Thursday, December 08, 2005

Blowing off some steam.

The old Amtrak Station.

I wake up early sometimes. Really early – like 4:00 AM. I wake up and roll around looking for the sweet spot in my bed that will magically make me go back to sleep. Then I get up and drink a glass of milk. Then I jump back in the bed, cuz now I’m cold from the milk and the lack of covers, and I burrow down into my blankets, absorbing the warmth while curling myself into a fetal position. If I’m lucky, it will be enough to get me back to sleep. If I’m not, then guess I’ll just have to get up and blog about it.

A few months ago a co-worker came into my office looking rather blurry eyed and disheveled and asked me if I had been able to sleep lately. I just looked at him, wondering how he knew my deep, dark, secret. Then he said in a voice full of desperation, “Can’t you hear the trains?”

If you live anywhere in the downtown area of Bakersfield, you can most likely hear the trains. If you live in some areas of downtown Bakersfield, you can feel them as well. I used to live much closer to them than I do now, and there were many nights where I was awaken by the sound of what seemed to be explosions. The whole house would shake violently, and I would lie there wondering if THIS time I really would read about the horrible train crash that happened just blocks from my bedroom window. It didn’t sound like the trains were just “linking up.” It sounded as if ten thousand pounds of metal had smashed into another then thousand pounds of metal at a speed of ten thousand miles per hour. In other words, it was REALLY loud. But I don’t live so close to the trains anymore, and the most I hear is the occasional ‘woo woo’ as I lie in my bed early in the morning wishing I could sleep.

I asked my co-worker if he was suffering from a similar experience, and he told me no. He had a different problem. Apparently, a new law was passed recently requiring engineers to blow the train’s whistle EVERY time they pass through a railroad crossing. Evidently the striped bars, flashing lights, and ‘bong, bong, bong, bong’ sound aren’t enough to warn people that a train is coming so you’d better get out of the way stupid. Now they blow the whistle too. And they don’t just blow it once. According to my co-worker, they blow it four times. He should know - he lives just one block from a very busy railroad crossing.

I sympathized with him about the trains, and shared my experiences of thinking my house was going to collapse on me from tremendous shaking, but I told him I can’t really hear the trains anymore. Ever since then, when I wake up in the morning, whether it’s when my alarm goes off, or hours before, I lie in bed and listen to the trains blowing their whistles.

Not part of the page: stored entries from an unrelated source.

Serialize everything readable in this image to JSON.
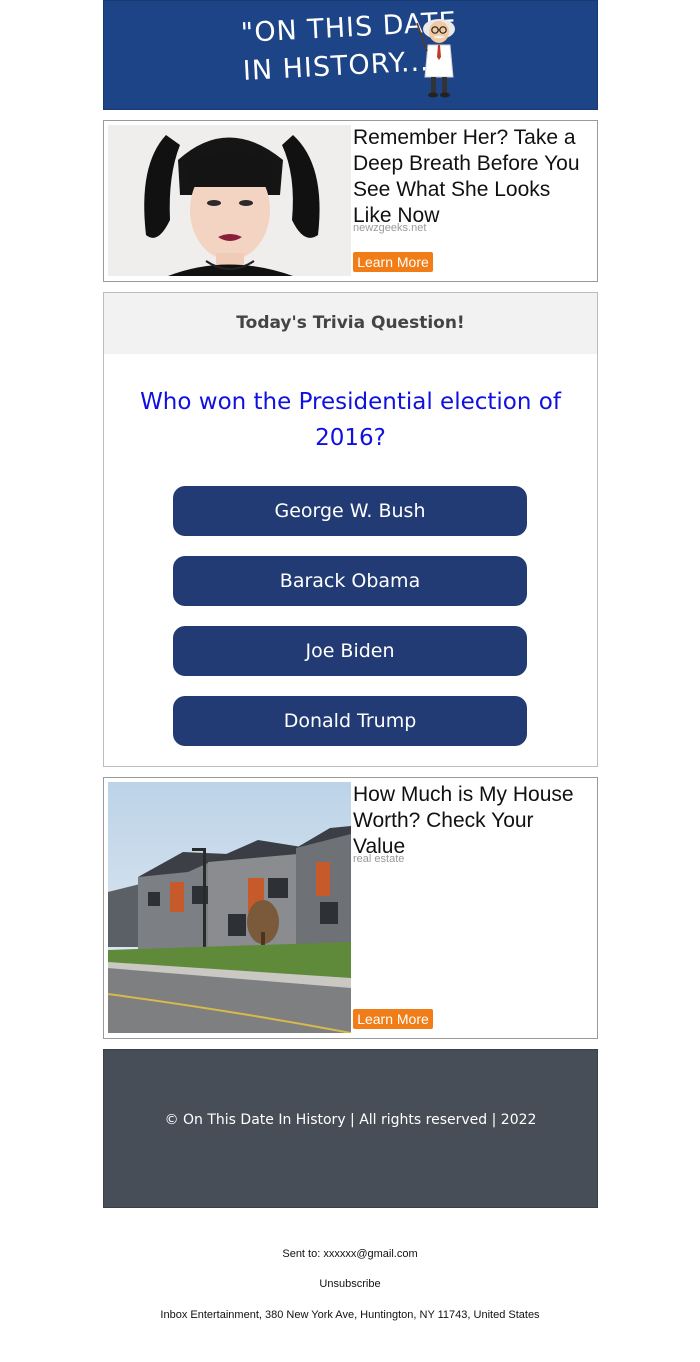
{
  "header": {
    "logo_line1": "\"ON THIS DATE",
    "logo_line2": "IN HISTORY...\"",
    "brand_color": "#1d4487"
  },
  "ad_top": {
    "title": "Remember Her? Take a Deep Breath Before You See What She Looks Like Now",
    "source": "newzgeeks.net",
    "button": "Learn More"
  },
  "trivia": {
    "heading": "Today's Trivia Question!",
    "question": "Who won the Presidential election of 2016?",
    "answers": [
      "George W. Bush",
      "Barack Obama",
      "Joe Biden",
      "Donald Trump"
    ],
    "answer_color": "#223b74",
    "question_color": "#1010e0"
  },
  "ad_bottom": {
    "title": "How Much is My House Worth? Check Your Value",
    "source": "real estate",
    "button": "Learn More",
    "button_color": "#f07d17"
  },
  "footer": {
    "copyright": "© On This Date In History | All rights reserved | 2022"
  },
  "meta": {
    "sent_to": "Sent to: xxxxxx@gmail.com",
    "unsubscribe": "Unsubscribe",
    "address": "Inbox Entertainment, 380 New York Ave, Huntington, NY 11743, United States"
  }
}
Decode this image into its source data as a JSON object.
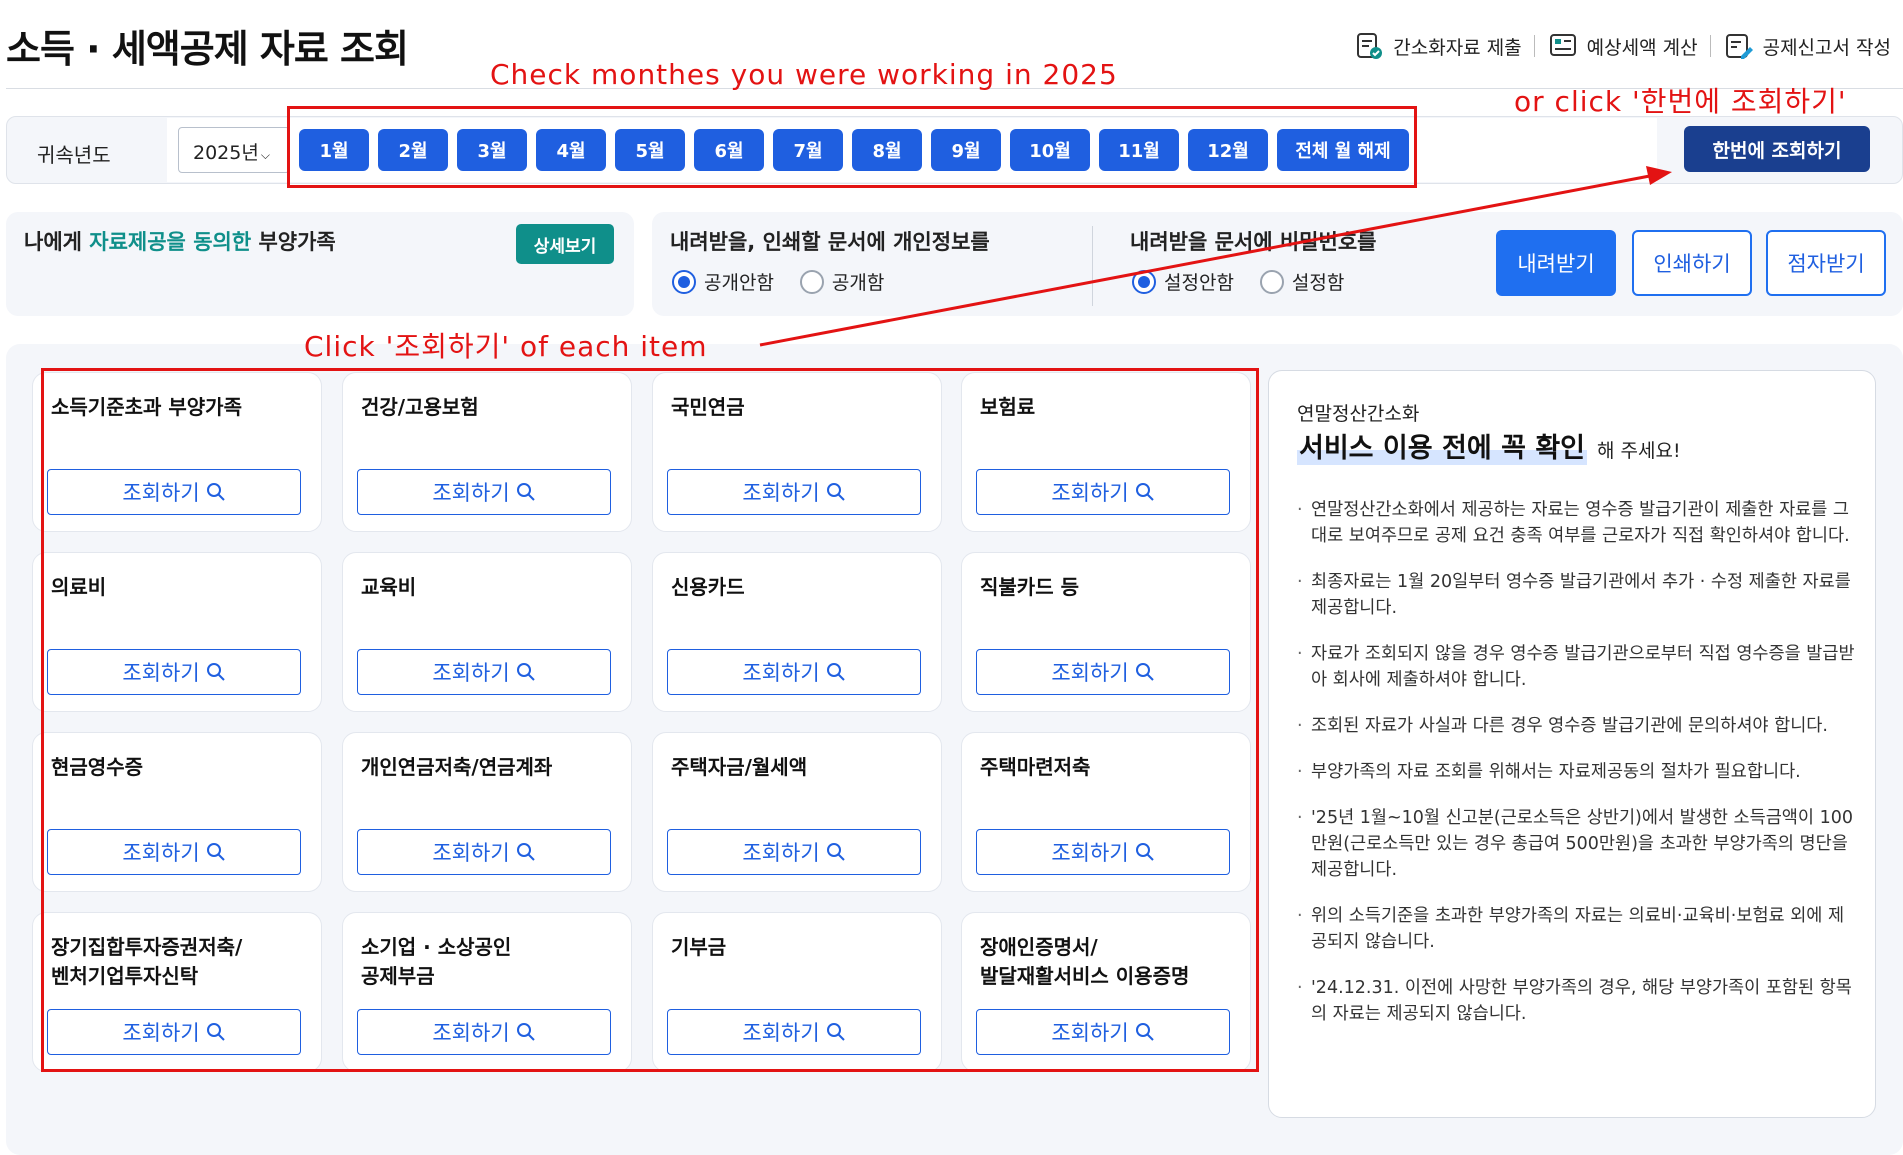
{
  "page": {
    "title": "소득 · 세액공제 자료 조회"
  },
  "top_actions": [
    {
      "label": "간소화자료 제출",
      "icon": "doc-check-icon"
    },
    {
      "label": "예상세액 계산",
      "icon": "calculator-icon"
    },
    {
      "label": "공제신고서 작성",
      "icon": "doc-edit-icon"
    }
  ],
  "year_bar": {
    "label": "귀속년도",
    "selected_year": "2025년",
    "months": [
      "1월",
      "2월",
      "3월",
      "4월",
      "5월",
      "6월",
      "7월",
      "8월",
      "9월",
      "10월",
      "11월",
      "12월"
    ],
    "clear_all": "전체 월 해제",
    "query_all": "한번에 조회하기"
  },
  "consent": {
    "prefix": "나에게 ",
    "highlight": "자료제공을 동의한",
    "suffix": " 부양가족",
    "detail_button": "상세보기"
  },
  "privacy": {
    "personal_info_title": "내려받을, 인쇄할 문서에 개인정보를",
    "personal_info_options": [
      "공개안함",
      "공개함"
    ],
    "personal_info_selected": "공개안함",
    "password_title": "내려받을 문서에 비밀번호를",
    "password_options": [
      "설정안함",
      "설정함"
    ],
    "password_selected": "설정안함",
    "download": "내려받기",
    "print": "인쇄하기",
    "braille": "점자받기"
  },
  "cards": [
    "소득기준초과 부양가족",
    "건강/고용보험",
    "국민연금",
    "보험료",
    "의료비",
    "교육비",
    "신용카드",
    "직불카드 등",
    "현금영수증",
    "개인연금저축/연금계좌",
    "주택자금/월세액",
    "주택마련저축",
    "장기집합투자증권저축/\n벤처기업투자신탁",
    "소기업 · 소상공인\n공제부금",
    "기부금",
    "장애인증명서/\n발달재활서비스 이용증명"
  ],
  "card_button": "조회하기",
  "notice": {
    "subtitle": "연말정산간소화",
    "title": "서비스 이용 전에 꼭 확인",
    "title_tail": "해 주세요!",
    "items": [
      "연말정산간소화에서 제공하는 자료는 영수증 발급기관이 제출한 자료를 그대로 보여주므로 공제 요건 충족 여부를 근로자가 직접 확인하셔야 합니다.",
      "최종자료는 1월 20일부터 영수증 발급기관에서 추가 · 수정 제출한 자료를 제공합니다.",
      "자료가 조회되지 않을 경우 영수증 발급기관으로부터 직접 영수증을 발급받아 회사에 제출하셔야 합니다.",
      "조회된 자료가 사실과 다른 경우 영수증 발급기관에 문의하셔야 합니다.",
      "부양가족의 자료 조회를 위해서는 자료제공동의 절차가 필요합니다.",
      "'25년 1월~10월 신고분(근로소득은 상반기)에서 발생한 소득금액이 100만원(근로소득만 있는 경우 총급여 500만원)을 초과한 부양가족의 명단을 제공합니다.",
      "위의 소득기준을 초과한 부양가족의 자료는 의료비·교육비·보험료 외에 제공되지 않습니다.",
      "'24.12.31. 이전에 사망한 부양가족의 경우, 해당 부양가족이 포함된 항목의 자료는 제공되지 않습니다."
    ]
  },
  "annotations": {
    "months_hint": "Check monthes you were working in 2025",
    "once_hint": "or click '한번에 조회하기'",
    "cards_hint": "Click '조회하기' of each item",
    "color": "#e31313"
  }
}
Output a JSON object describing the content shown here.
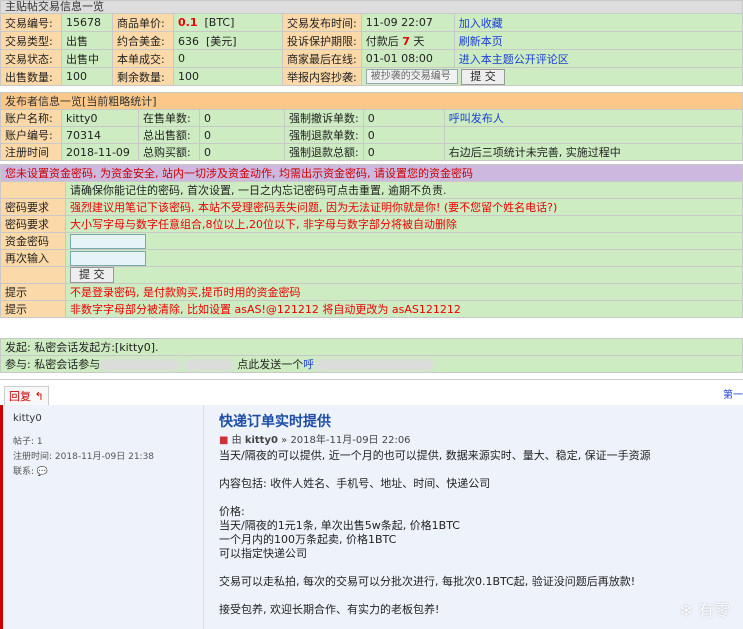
{
  "trade": {
    "header": "主贴帖交易信息一览",
    "row1": {
      "label_id": "交易编号:",
      "id": "15678",
      "label_price": "商品单价:",
      "price": "0.1",
      "price_unit": "[BTC]",
      "label_time": "交易发布时间:",
      "time": "11-09 22:07",
      "action": "加入收藏"
    },
    "row2": {
      "label_type": "交易类型:",
      "type": "出售",
      "label_usd": "约合美金:",
      "usd": "636",
      "usd_unit": "[美元]",
      "label_protect": "投诉保护期限:",
      "protect_pre": "付款后",
      "protect_days": "7",
      "protect_post": "天",
      "action": "刷新本页"
    },
    "row3": {
      "label_status": "交易状态:",
      "status": "出售中",
      "label_done": "本单成交:",
      "done": "0",
      "label_seller_online": "商家最后在线:",
      "seller_online": "01-01 08:00",
      "action": "进入本主题公开评论区"
    },
    "row4": {
      "label_qty": "出售数量:",
      "qty": "100",
      "label_left": "剩余数量:",
      "left": "100",
      "label_report": "举报内容抄袭:",
      "report_placeholder": "被抄袭的交易编号",
      "submit": "提 交"
    }
  },
  "publisher": {
    "header": "发布者信息一览[当前粗略统计]",
    "r1": {
      "l1": "账户名称:",
      "v1": "kitty0",
      "l2": "在售单数:",
      "v2": "0",
      "l3": "强制撤诉单数:",
      "v3": "0",
      "action": "呼叫发布人"
    },
    "r2": {
      "l1": "账户编号:",
      "v1": "70314",
      "l2": "总出售额:",
      "v2": "0",
      "l3": "强制退款单数:",
      "v3": "0"
    },
    "r3": {
      "l1": "注册时间",
      "v1": "2018-11-09",
      "l2": "总购买额:",
      "v2": "0",
      "l3": "强制退款总额:",
      "v3": "0",
      "note": "右边后三项统计未完善, 实施过程中"
    }
  },
  "password": {
    "warn": "您未设置资金密码, 为资金安全, 站内一切涉及资金动作, 均需出示资金密码, 请设置您的资金密码",
    "notice": "请确保你能记住的密码, 首次设置, 一日之内忘记密码可点击重置, 逾期不负责.",
    "req_label": "密码要求",
    "req1": "强烈建议用笔记下该密码, 本站不受理密码丢失问题, 因为无法证明你就是你! (要不您留个姓名电话?)",
    "req2": "大小写字母与数字任意组合,8位以上,20位以下, 非字母与数字部分将被自动删除",
    "fund_label": "资金密码",
    "again_label": "再次输入",
    "submit": "提 交",
    "tip_label": "提示",
    "tip1": "不是登录密码, 是付款购买,提币时用的资金密码",
    "tip2": "非数字字母部分被清除, 比如设置 asAS!@121212 将自动更改为 asAS121212"
  },
  "chat": {
    "line1": "发起: 私密会话发起方:[kitty0].",
    "line2_pre": "参与: 私密会话参与",
    "line2_mid": "点此发送一个",
    "line2_link": "呼"
  },
  "postbar": {
    "reply": "回复",
    "page": "第一"
  },
  "post": {
    "username": "kitty0",
    "posts_label": "帖子:",
    "posts": "1",
    "reg_label": "注册时间:",
    "reg": "2018-11月-09日 21:38",
    "contact_label": "联系:",
    "title": "快递订单实时提供",
    "meta_by": "由",
    "meta_user": "kitty0",
    "meta_time": "» 2018年-11月-09日 22:06",
    "lines": [
      "当天/隔夜的可以提供, 近一个月的也可以提供, 数据来源实时、量大、稳定, 保证一手资源",
      "",
      "内容包括: 收件人姓名、手机号、地址、时间、快递公司",
      "",
      "价格:",
      "当天/隔夜的1元1条, 单次出售5w条起, 价格1BTC",
      "一个月内的100万条起卖, 价格1BTC",
      "可以指定快递公司",
      "",
      "交易可以走私拍, 每次的交易可以分批次进行, 每批次0.1BTC起, 验证没问题后再放款!",
      "",
      "接受包养, 欢迎长期合作、有实力的老板包养!"
    ],
    "watermark": "❄ 有零"
  }
}
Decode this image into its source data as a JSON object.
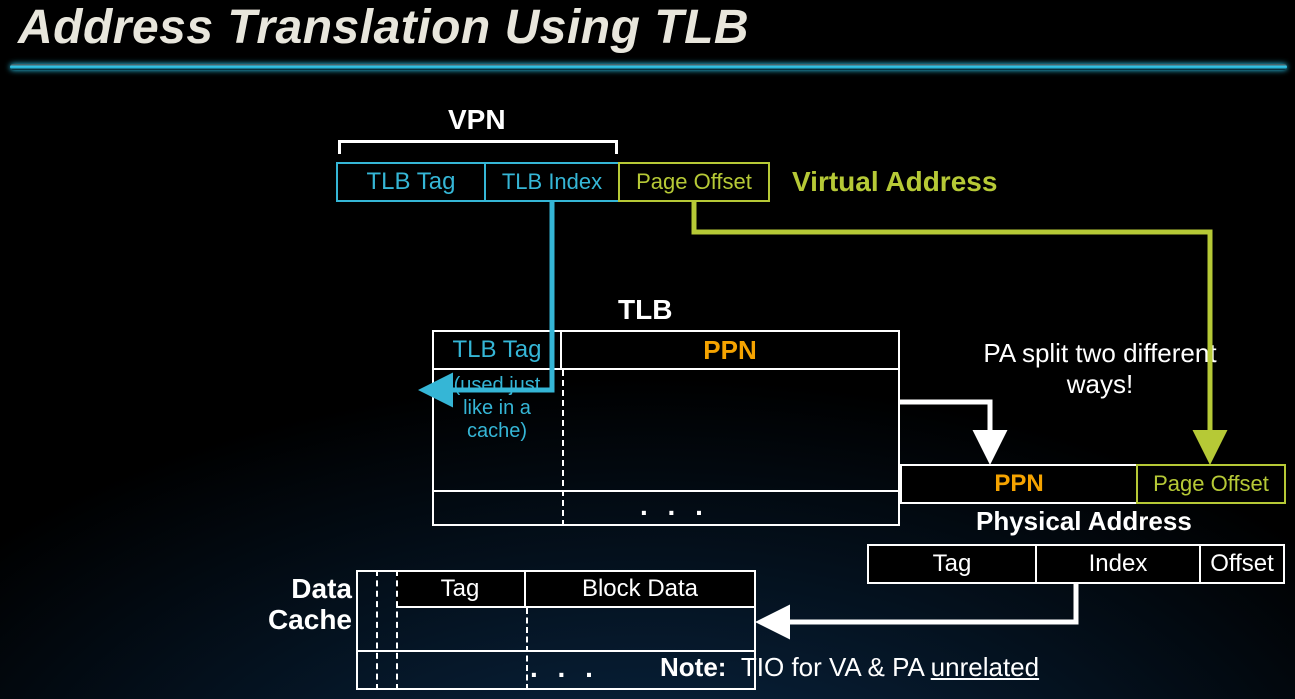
{
  "title": "Address Translation Using TLB",
  "vpn_label": "VPN",
  "va": {
    "tlb_tag": "TLB Tag",
    "tlb_index": "TLB Index",
    "page_offset": "Page Offset",
    "label": "Virtual Address"
  },
  "tlb": {
    "title": "TLB",
    "col_tag": "TLB Tag",
    "col_ppn": "PPN",
    "note": "(used just like in a cache)",
    "ellipsis": ". . ."
  },
  "pa_hint": "PA split two different ways!",
  "pa": {
    "ppn": "PPN",
    "page_offset": "Page Offset",
    "label": "Physical Address",
    "tag": "Tag",
    "index": "Index",
    "offset": "Offset"
  },
  "cache": {
    "label": "Data Cache",
    "col_tag": "Tag",
    "col_data": "Block Data",
    "ellipsis": ". . ."
  },
  "footer": {
    "note_bold": "Note:",
    "note_rest_a": "TIO for VA & PA ",
    "note_rest_u": "unrelated"
  }
}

Some of the engineers seem to be conscious of the fact that there may be people sleeping nearby. Some of them blow the whistle slowly, with a gentle woooo…woooo…woooo.” Then there are others who really seem to get into it, blasting their approach with a hearty ‘WA! WAA!! WAAA!! WAAAA!!!’ It’s pretty obnoxious.

My co-worker came by my office to visit me recently, and I told him that nearly every morning when I wake up and hear the trains I picture him tossing and turning in bed, cursing the trains the stupid head engineers inside them. That’s when he told me, “Yeah. I don’t even notice it anymore.”

It’s funny the stuff we get used to.